Other safety tips to remember:
Don't place extension cords under carpeting. Hot wires can set carpet on fire.
Don't overdo the number of appliances plugged into an outlet.
Surge protectors can be overloaded and overheat as well.
Don't ever put a larger fuse in an old fusebox where a smalled amp unit was. Wires will overheat and melt the insulation on the wires.
Don't run extension wires near ovens, electric heaters and fireplaces.
Watch all combustibles close to fireplaces, electric heaters, electric baseboard radiators, saunas and heating equipment.
When a fireplace fire is done, shovel embers and ash into a metal can, wet the embers and then cover the embers. Take them outside to a safe location. Never leave them inside.
Teach children fire escape concepts that show them it's ok to get out and where to go. Practice fire drills.
Show them that hiding under beds and in closets can make it harder for firefighters to seach for them and find them.
Make sure sleeping rooms have egress windows , fire ladders or escapes and drill with both children and adults who sleep in the house what to do if they wake up to a fire, or smoke condition. Teach them what to do to get out quickly and safely.
While roofs are not often a safe place to hang out, It is a safer place to wait for rescue then in the smokey home. Show them where to wait if the situation requires it.
Smoke Alarms should be installed in every bedroom . Central hallways on multifloor buildings as well.
Heat detectors in garages, attics, above heating systems and in kitchens.
Old antique fire extinguishers that have Carbon Tetrachloride in them should be properly disposed off as they can make you sick or kill you.
Keep a fire extinguisher in rooms where you cook, rooms with fireplaces and garages.
Feel the doorknob first before you open a door... if it is hot do not open the door look for alternative ways out.
Sleeping on third floor rooms, or in basements without a fire escape or second means of egress can cause those in the room to be trapped... consider alternatives.
Deadbolts keyed on both sides of a door can trap people who cannot unlock the door... doors should be easy to open from the inside to escape.
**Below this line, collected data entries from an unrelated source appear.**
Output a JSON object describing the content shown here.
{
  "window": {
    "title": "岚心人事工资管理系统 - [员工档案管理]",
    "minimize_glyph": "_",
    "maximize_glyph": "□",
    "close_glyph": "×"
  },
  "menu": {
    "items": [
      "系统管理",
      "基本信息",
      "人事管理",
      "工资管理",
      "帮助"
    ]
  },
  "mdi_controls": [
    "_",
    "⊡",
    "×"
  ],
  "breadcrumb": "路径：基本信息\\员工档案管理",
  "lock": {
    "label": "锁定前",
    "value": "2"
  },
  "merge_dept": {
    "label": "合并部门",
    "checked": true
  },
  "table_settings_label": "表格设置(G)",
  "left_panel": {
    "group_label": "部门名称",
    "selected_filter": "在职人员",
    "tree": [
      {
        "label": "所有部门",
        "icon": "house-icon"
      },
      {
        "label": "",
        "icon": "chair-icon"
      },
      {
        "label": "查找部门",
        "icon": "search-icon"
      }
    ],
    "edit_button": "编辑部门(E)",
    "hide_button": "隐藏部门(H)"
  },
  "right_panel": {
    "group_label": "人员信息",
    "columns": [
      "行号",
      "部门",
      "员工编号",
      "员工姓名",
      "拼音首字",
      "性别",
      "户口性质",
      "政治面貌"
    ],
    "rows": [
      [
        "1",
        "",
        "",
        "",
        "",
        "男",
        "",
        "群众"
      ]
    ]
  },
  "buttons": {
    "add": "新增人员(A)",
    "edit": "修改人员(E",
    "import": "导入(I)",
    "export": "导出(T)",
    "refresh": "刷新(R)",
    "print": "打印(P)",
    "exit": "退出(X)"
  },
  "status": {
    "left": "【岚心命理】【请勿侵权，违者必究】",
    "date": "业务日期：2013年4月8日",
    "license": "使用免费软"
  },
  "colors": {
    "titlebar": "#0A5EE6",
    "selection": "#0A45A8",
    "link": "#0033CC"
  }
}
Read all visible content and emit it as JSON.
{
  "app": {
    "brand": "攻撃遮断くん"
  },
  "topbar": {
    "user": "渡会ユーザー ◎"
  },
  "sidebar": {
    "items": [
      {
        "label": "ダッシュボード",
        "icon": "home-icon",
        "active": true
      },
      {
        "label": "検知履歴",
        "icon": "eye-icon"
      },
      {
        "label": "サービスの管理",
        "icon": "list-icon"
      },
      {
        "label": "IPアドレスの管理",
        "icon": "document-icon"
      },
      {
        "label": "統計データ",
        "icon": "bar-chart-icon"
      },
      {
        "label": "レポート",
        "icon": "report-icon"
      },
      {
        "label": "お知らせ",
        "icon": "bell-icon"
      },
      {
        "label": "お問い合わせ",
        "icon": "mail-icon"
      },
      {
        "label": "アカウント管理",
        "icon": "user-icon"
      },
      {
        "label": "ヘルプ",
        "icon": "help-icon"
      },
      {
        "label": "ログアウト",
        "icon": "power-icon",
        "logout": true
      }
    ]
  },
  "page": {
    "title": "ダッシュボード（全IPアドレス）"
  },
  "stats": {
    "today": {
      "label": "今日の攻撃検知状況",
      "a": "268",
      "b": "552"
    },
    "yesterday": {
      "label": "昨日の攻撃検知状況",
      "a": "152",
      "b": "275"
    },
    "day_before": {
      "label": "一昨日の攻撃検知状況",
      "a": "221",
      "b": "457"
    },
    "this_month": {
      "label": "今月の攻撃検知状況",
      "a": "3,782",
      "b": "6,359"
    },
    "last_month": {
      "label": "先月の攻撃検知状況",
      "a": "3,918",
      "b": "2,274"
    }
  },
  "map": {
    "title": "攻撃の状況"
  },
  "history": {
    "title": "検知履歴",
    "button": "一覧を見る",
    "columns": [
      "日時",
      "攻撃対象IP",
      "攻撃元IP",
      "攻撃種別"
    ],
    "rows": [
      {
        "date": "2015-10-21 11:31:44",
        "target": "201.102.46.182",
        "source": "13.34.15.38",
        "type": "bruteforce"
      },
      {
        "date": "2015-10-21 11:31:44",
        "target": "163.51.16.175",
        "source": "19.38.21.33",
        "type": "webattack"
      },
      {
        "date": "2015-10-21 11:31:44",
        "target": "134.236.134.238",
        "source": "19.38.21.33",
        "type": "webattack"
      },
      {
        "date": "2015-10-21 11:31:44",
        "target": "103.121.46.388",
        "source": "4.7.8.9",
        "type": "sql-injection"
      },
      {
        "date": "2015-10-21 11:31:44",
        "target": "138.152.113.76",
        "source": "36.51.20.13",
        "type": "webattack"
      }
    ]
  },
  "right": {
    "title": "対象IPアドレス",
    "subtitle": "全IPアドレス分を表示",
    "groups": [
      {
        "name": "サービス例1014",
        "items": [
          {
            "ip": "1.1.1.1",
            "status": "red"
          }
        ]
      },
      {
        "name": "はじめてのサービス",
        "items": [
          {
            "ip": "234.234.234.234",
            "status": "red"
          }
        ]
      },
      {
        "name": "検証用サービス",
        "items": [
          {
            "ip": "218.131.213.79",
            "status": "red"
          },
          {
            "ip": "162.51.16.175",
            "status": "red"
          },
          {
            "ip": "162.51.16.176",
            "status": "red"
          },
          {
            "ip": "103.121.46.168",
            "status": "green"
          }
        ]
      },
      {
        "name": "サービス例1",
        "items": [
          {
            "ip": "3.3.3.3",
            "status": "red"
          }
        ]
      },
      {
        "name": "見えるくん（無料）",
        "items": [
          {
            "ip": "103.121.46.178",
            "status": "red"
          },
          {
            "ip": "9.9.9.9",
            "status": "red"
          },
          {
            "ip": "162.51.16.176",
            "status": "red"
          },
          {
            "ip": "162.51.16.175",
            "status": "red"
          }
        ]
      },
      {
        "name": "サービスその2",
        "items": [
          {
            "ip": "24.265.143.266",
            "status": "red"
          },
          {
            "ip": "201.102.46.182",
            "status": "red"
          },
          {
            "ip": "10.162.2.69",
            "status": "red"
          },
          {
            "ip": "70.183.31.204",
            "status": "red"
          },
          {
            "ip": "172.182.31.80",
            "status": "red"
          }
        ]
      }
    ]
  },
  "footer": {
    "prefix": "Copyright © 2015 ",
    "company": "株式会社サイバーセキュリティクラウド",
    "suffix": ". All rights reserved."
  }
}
Stay low and try not to breathe hot smokey air.
If your clothing catches fire do not run; drop to the ground, cover your face with your hands and roll to smother the flames.
Once you are out of the home go to your rehearsed meeting place in front of the neighbors home and make sure your family knows you got out.
Fire and smoke situations are scary and require fast thinking... teaching your family and guests these important life saving tips and practicing them can make all the difference in a split second when things get bad.